Posts Tagged ‘the bad parts’

indexOf in if statements is dangerous

Saturday, April 23rd, 2011

I was recently cleaning up some legacy code, looking for an intermittent bug and I encountered the following code:

    var data = "someData";
    if(data.indexOf("e")) {
        //do something here

Now, in 99.9% of cases the string was the same so the “e” was present and the code entered into the condition and did the right thing.

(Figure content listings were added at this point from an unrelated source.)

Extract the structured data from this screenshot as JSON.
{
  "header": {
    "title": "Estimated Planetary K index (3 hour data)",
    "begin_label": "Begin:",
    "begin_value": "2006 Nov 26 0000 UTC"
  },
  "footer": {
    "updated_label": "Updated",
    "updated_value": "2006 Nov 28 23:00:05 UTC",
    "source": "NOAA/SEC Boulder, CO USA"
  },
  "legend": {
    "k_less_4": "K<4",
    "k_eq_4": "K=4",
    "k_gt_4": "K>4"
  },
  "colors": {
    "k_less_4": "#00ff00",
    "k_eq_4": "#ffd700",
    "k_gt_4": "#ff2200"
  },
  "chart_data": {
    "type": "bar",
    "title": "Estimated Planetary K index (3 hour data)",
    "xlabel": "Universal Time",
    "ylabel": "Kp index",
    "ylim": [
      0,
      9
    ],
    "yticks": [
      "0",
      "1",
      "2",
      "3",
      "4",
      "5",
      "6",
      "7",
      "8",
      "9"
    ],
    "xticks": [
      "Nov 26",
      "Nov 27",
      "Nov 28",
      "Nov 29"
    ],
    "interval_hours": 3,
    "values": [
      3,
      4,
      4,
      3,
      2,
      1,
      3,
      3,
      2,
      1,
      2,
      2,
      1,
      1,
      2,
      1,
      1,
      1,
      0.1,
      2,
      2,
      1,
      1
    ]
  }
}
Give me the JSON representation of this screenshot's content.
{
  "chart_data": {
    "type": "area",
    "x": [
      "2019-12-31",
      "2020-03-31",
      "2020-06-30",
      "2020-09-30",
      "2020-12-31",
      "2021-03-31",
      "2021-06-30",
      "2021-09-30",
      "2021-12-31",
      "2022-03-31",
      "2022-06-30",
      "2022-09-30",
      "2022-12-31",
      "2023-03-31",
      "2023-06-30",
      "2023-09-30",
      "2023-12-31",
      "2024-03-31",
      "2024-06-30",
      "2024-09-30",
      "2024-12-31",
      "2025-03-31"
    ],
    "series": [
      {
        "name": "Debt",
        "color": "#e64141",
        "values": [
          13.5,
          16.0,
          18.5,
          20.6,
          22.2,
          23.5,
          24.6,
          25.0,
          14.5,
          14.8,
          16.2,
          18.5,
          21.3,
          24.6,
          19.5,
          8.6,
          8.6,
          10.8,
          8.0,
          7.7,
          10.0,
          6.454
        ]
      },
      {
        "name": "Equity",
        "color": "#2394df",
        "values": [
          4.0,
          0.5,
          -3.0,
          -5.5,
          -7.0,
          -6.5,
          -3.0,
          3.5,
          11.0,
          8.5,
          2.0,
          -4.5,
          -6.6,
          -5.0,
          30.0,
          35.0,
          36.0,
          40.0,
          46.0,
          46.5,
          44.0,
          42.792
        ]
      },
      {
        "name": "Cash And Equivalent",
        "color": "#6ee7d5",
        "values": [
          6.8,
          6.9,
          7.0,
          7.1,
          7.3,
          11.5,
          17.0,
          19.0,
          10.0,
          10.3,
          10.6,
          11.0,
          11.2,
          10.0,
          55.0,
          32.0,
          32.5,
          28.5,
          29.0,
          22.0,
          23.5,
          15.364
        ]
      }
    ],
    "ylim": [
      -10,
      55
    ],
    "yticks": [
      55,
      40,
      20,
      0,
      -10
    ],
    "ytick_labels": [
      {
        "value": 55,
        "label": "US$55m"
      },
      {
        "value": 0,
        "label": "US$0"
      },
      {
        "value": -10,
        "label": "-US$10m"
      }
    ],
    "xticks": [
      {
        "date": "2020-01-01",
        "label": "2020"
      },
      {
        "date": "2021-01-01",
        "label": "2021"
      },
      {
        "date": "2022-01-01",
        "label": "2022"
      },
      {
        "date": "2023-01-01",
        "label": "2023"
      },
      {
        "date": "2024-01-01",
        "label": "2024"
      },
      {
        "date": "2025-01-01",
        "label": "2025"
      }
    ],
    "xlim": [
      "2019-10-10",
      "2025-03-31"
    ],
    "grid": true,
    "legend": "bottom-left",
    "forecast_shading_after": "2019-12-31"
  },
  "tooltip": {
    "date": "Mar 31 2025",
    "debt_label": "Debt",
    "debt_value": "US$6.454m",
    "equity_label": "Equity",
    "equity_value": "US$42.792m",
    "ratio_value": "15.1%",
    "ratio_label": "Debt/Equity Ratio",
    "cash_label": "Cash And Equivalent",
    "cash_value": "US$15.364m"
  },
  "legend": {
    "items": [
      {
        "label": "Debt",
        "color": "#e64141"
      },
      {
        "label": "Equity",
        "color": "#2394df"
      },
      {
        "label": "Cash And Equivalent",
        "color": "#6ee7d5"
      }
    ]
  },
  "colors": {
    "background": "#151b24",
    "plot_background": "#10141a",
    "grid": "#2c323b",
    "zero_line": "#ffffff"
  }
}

However, in the remaining 0.1% the code looked like this:

    var data = "enterSomeData";
    if(data.indexOf("e")) {
        //do something here

This scenario would fail, but it’s not at first glance obvious why. Until you remember what indexOf does and what in javascript is a falsey value. Consider:

if ("foo".indexOf("z")) // returns -1 which evals to true
if ("foo".indexOf("f")) // returns 0 which evals to false
if ("foo".indexOf("o")) // returns 1 which evals to true

The bug was primarily hiding because there were never any cases where the “e” was not present at all, and so arguably, you could remove the whole if cause as it’s unnecessary. However, the person who wrote the code must have assumed that indexOf returns a falsey value if the “e” is not present and a truthy value if it is, a not so unimaginable leap and indeed, the same mistake that I first made when I looked at the code.

So for my book, that’s what Douglas Crockford would label as a bad part of the language, a part with the potential to trip you up if your not paying attention. Ideally something like JSLint would check to make sure you are comparing the return of indexOf with either > 0 or !== -1.